La distorsión forma parte de lo que creemos ver. En medio de toda esta masa energética que se mueve, con el poder directriz que le concede el universo, prefiero al hombre sencillo que sabe que su oficio es hacer todos los días, por humilde que éste sea, su labor; y, ésta, no es otra, que trabajar, velar por su familia y si acaso dormir las pocas horas que le ofrece la noche, para, de nuevo, levantarse temprano, continuar la rueda que gira, el samsara, o como quiera que otros lo llamen.

De allí que sienta la sincera anormalidad que reina en estos días, en los que todo parece al revés, nada está como todos desearíamos y es básicamente porque aquí milita, un extraño tejido, donde no vive nada, pero desde intentan hacernos creer que existe.

El espejo es una realidad virtual. También lo es nuestra mente, nuestros deseos y los masivos medios de comunicación, ahora, poseídos por la real y extraña sensación de no ser parte de nosotros. Porque nunca lo han sido aun cuando hayan intentado serlo.

¿Todavía los seres humanos creen que podrán engañar a los otros? Ese es el juego diario de muchos, el eterno sobrevivir de otros muchos tantos.

Por ello confío más en el hombre que apenas enciende el televisor para hallar esos programas en los que se aleja por un rato de su realidad más próxima, el trabajo, alguna preocupación económica o de salud. El hombre que pasa anónimo por la vida sin el ruido de las muy temerarias exhortaciones que se lanzan en la siniestra vorágine comunicacional, que aunque goza de rostros sensatos, tiene lo más tendencioso y peligroso que tiene el mundo actual: el perder tiempo en todo esta vacuidad, en todo este monótono vacío, que hace que la rueda gire y gire, en la imperfecta faz, de que esto casi no sirve para nada; como, en forma muy particular, hemos sentido todos los venezolanos.

Sin ver y sin enterarse lo que a cada rato se bombardea por los medios yo veo a José o Josefina (por decir dos nombres) abrir los ojos temprano e ir  a ocuparse de un oficio que se llame trabajo, ocupación u arte.
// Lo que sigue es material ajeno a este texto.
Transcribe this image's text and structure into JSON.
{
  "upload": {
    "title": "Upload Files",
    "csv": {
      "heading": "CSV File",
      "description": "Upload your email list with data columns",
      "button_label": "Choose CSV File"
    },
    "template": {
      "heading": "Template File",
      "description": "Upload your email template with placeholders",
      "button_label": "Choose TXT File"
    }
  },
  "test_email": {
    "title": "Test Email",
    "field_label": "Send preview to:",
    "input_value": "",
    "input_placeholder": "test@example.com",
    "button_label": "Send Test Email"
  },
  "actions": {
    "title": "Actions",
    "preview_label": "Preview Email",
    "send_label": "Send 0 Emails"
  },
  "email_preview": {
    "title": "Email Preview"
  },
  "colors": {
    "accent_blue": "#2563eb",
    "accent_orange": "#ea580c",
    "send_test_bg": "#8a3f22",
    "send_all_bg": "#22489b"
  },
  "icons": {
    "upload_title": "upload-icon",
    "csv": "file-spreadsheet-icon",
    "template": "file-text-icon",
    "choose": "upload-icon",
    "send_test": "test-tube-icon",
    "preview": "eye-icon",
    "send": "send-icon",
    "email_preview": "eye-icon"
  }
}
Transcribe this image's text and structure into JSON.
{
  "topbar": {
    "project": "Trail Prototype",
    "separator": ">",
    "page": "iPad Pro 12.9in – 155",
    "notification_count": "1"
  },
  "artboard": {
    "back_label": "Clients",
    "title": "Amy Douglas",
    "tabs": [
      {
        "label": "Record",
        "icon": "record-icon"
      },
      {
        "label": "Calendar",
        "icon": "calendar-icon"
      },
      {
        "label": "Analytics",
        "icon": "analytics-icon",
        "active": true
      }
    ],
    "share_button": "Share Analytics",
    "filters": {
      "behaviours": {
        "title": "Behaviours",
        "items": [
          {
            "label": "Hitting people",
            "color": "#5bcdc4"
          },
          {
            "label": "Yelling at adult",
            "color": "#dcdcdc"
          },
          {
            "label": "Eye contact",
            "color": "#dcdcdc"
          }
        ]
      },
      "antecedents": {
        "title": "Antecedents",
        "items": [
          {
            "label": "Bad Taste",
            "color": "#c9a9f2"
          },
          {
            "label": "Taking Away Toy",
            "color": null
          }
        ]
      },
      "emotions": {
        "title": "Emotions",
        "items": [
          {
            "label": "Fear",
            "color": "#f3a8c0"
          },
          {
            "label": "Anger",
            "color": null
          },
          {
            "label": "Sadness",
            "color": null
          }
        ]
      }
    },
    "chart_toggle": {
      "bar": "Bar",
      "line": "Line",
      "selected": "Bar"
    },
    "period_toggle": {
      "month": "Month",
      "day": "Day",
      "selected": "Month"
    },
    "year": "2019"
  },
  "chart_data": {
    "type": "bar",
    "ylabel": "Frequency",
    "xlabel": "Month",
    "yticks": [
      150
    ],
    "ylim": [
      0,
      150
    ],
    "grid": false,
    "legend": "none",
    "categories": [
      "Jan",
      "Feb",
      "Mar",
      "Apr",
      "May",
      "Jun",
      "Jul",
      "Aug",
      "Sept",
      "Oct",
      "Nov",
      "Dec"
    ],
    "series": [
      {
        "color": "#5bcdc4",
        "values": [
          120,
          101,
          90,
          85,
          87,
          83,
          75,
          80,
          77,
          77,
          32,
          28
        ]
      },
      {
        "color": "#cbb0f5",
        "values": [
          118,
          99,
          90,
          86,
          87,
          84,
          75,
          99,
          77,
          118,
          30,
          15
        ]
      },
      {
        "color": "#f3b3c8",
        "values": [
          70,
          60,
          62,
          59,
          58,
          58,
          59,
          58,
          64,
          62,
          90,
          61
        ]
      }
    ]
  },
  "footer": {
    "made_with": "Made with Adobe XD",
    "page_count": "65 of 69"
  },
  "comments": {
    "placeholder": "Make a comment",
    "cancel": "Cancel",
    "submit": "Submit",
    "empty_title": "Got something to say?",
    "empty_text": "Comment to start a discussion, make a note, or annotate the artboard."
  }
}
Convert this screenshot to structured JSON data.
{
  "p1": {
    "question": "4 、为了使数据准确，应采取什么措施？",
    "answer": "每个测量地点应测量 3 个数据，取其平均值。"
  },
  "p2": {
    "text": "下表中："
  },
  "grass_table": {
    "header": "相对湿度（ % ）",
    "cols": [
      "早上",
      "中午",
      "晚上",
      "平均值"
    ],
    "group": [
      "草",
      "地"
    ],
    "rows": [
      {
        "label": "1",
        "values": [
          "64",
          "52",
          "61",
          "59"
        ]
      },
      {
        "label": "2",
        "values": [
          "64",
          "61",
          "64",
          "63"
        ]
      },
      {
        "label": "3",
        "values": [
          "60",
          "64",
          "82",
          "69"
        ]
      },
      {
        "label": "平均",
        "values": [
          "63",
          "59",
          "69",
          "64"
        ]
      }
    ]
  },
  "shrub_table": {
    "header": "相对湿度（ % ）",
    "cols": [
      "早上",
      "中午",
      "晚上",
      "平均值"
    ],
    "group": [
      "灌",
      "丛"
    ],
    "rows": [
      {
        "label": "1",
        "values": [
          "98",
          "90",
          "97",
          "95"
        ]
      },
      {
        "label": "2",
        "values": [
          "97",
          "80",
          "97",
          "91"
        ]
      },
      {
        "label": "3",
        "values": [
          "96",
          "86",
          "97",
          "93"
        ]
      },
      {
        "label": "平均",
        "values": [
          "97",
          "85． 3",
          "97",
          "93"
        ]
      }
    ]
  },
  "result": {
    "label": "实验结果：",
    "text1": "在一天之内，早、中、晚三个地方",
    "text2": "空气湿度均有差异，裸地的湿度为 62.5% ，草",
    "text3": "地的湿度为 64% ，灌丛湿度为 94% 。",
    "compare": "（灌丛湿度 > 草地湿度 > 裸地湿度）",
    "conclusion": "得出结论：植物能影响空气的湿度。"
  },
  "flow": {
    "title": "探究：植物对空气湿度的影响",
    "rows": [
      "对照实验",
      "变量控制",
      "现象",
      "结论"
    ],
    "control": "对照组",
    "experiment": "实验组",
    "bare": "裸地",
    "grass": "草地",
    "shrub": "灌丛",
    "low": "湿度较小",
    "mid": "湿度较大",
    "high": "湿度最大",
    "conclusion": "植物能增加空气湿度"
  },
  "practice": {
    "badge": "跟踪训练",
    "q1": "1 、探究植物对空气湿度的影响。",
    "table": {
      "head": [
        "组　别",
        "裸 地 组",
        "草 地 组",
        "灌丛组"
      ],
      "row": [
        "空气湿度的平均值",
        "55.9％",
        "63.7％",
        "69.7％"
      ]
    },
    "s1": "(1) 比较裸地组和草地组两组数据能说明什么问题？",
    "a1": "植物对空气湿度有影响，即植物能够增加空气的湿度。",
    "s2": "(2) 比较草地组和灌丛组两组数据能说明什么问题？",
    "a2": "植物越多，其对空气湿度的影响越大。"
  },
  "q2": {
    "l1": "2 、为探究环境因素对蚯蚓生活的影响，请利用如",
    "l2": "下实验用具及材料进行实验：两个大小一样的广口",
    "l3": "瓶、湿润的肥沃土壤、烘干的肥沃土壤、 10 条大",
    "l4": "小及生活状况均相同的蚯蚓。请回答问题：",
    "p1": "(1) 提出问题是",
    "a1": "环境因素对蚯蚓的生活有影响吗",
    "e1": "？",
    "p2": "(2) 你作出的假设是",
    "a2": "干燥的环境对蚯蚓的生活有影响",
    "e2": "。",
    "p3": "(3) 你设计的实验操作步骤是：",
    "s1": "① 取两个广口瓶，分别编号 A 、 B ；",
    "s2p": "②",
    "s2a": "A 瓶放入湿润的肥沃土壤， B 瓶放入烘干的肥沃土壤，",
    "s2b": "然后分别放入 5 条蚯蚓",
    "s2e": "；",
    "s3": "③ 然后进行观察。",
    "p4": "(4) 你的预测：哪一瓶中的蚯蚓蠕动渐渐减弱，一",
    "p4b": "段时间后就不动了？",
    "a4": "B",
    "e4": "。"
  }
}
Veo que atiende sus pequeños animales, les consigue comida diaria, sale una, dos y hasta diez veces hacia todos sus destinos: Regresa y aún le da tiempo para bromear con sus seres queridos y conquistar todo lo que necesita. Quizás no acariciará lo suficiente o no tendrá todo lo que desea porque el deseo también puede estar abolido de su realidad virtual, pero él hace todo lo posible porque sus días tengan el vaivén de la creatividad más espaciosa.

Y aunque no lo crean, ese hombre tiene una vaca, a la que llama Lucero, a la que lleva diariamente de un lugar a otro, para que pueda comer y beber agua. Lo siguen tres perros que son capaces de detectar  cualquier tipo de culebra, desde las más dóciles como las anacondas como las peligrosas. Nada lo detiene.

Todos los seres humanos deberían decir lo que él me repite, desde su alma: No hay nada en la tierra que a mí me quite las ganas de vivir.

Pasó por muchas cosas, por muchas pérdidas, por muchos fracasos; tristezas y alegrías. No es que esté conforme, es que sabe que la lucha diaria es su mejor aliada, para vencer todo lo que sueña.

El sueño es simple, nada presuntuoso. Tampoco lo podrá explicar. Sabe que está allí, alcanzable; muy cerca de sus brazos.

No ha destruido por hobbies, no ha asesinado, no ha robado. Se fue de su casa a los doce años porque no aguantaba los palos que le daba su padre y de ahí en adelante sus poros huelen al incienso del mundo.

Pese a las duras pruebas de la vida no acumuló odios ni rencores.

Fuma unos tres tabacos al día que lo relajan.

Sus manos están cansadas y así veo también a su cuerpo, hermoso. Es un hombre no muy alto, curtido por la piel, con una sonrisa que ya quisieran los medios tener, para hacernos creer que nos pertenecen.

La mentira virtual distrae tanto que hay que hacer ejercicios diarios para no quedar atrapados en el inocuo poder que intenta persuadir a todos de las que cosas que no son como ellos dicen que son. Como un estribillo matancero.

Ante los desafíos, las respuestas humanas son maravillosas.

Por eso es que frente a la energía circundante, real y virtual, que pretenda hacernos ver, exactamente lo que sabemos no existe y mucho menos queremos la respuesta es la sabiduría de mantenernos en el centro, donde pasta la serenidad y la cordura. Allí no hay desviación posible de los objetivos de ser lo que vinimos a ser.